At Change.org we leverage Elixir to run tens of thousands of parallel multi-armed bandit optimization experiments. The algorithms powering these experiments make decisions about what copy to present to users in various parts of our product. Our bandit service delivers on both of these requirements. Thanks to Elixir, it is able to run an arbitrary number of parallel experiments, automatically deciding which copy to use when, at blazing speed with very few servers.
The bandit service increments counters for pulls and rewards that occur with the variants that belong to its experiments. The faster the counters are the more up to date information is used when making decisions. When a variant is used we call this a pull. For example, if we use a variant to make a Facebook share, we record a pull for that variant. If something good happens with the variant we call that a reward. For example, if someone signs a petition as a result of clicking through a share that was using a variant in our experiment, that variant is rewarded.
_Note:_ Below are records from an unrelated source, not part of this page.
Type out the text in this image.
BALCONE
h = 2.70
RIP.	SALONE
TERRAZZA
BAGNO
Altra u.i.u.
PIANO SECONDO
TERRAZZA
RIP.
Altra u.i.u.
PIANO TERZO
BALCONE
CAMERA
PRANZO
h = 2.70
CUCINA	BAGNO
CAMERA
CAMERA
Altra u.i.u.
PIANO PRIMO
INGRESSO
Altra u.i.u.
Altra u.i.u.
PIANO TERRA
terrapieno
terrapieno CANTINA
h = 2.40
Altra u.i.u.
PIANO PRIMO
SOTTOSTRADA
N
For our Elixir-based bandit service we chose Postgres for greater data durability and rich SQL access patterns. The main gotcha of using Postgres is it will lock rows for updates. This makes atomic counters challenging if you have the potential for many updates to the same counter. Updates to the same row will queue and wait for existing updates to finish. With many requests at scale this will cause request queueing as the database struggles to finish all the updates synchronously. The mitigation solution we chose was to emit events in the pull and reward endpoints and use Broadway batching to batch writes to Postgres that would otherwise cause locking. Emitting events and then processing them adds a small delay and means some decisions are made with data that might not be as up to date as it could be. Looking at our pipeline we can see that, on average, processed messages are only 9 seconds old. This delay does not affect our use case and is well worth it for the benefits we get from Postgres in terms of durability and query ability.
Our EDA (Event Driven Architecture) message bus is currently built using SNS and SQS with filter subscriptions. Each SQS queue contains events of a given type. Services process messages on their queues. The bandit service is a principled EDA service, meaning that it writes to the database only as a result of an event. When a web request is received, the only thing that happens is an SNS message is emitted. Those messages make their way to their respective SQS queues. We use Broadway to process messages from SQS and batch writes to Postgres to avoid row write locking.
In production, the bandit service is deployed in EKS using Terraform. We maintain eight pods in production and have never had to scale further(even during the record traffic levels of March 2020). Each Kubernetes pod sits behind a load balancer and hosts an API and two broadway pipelines, one for each of the events the service is interested in (“pulls” and “rewards”). Deploying these side by side means we can scale to meet the demand of either the API or the queue processing.
Web response times average 25ms, of which 20 is spent waiting for SNS to guarantee delivery — meaning the Elixir side of the request is only 5ms! In the future we look forward to a specialized message bus provider like Kafka that will have very fast writes.
We segment our testing space by petition (run an experiment per petition) but the bandit service offers targeting based on a dynamic set of targeting variables. For example if you wanted to segment based on petition and locale, that could be done. There would be an experiment for every petition, locale pair. Segmentation is a powerful tool but if there are too many very small tests, the service will have trouble converging on the optimal variant for each test.
The scale of running tens of thousands of parallel multi-armed bandit experiments requires a solution that is performant, automated and fast in its decision making. Our bandit service provides a model-free optimization method that can be used in many applications to optimize problems that can be stated in terms of pulls and rewards. Elixir has proven itself to be extremely resilient and highly performant. Integrating Broadway and using its batching feature was easy and intuitive.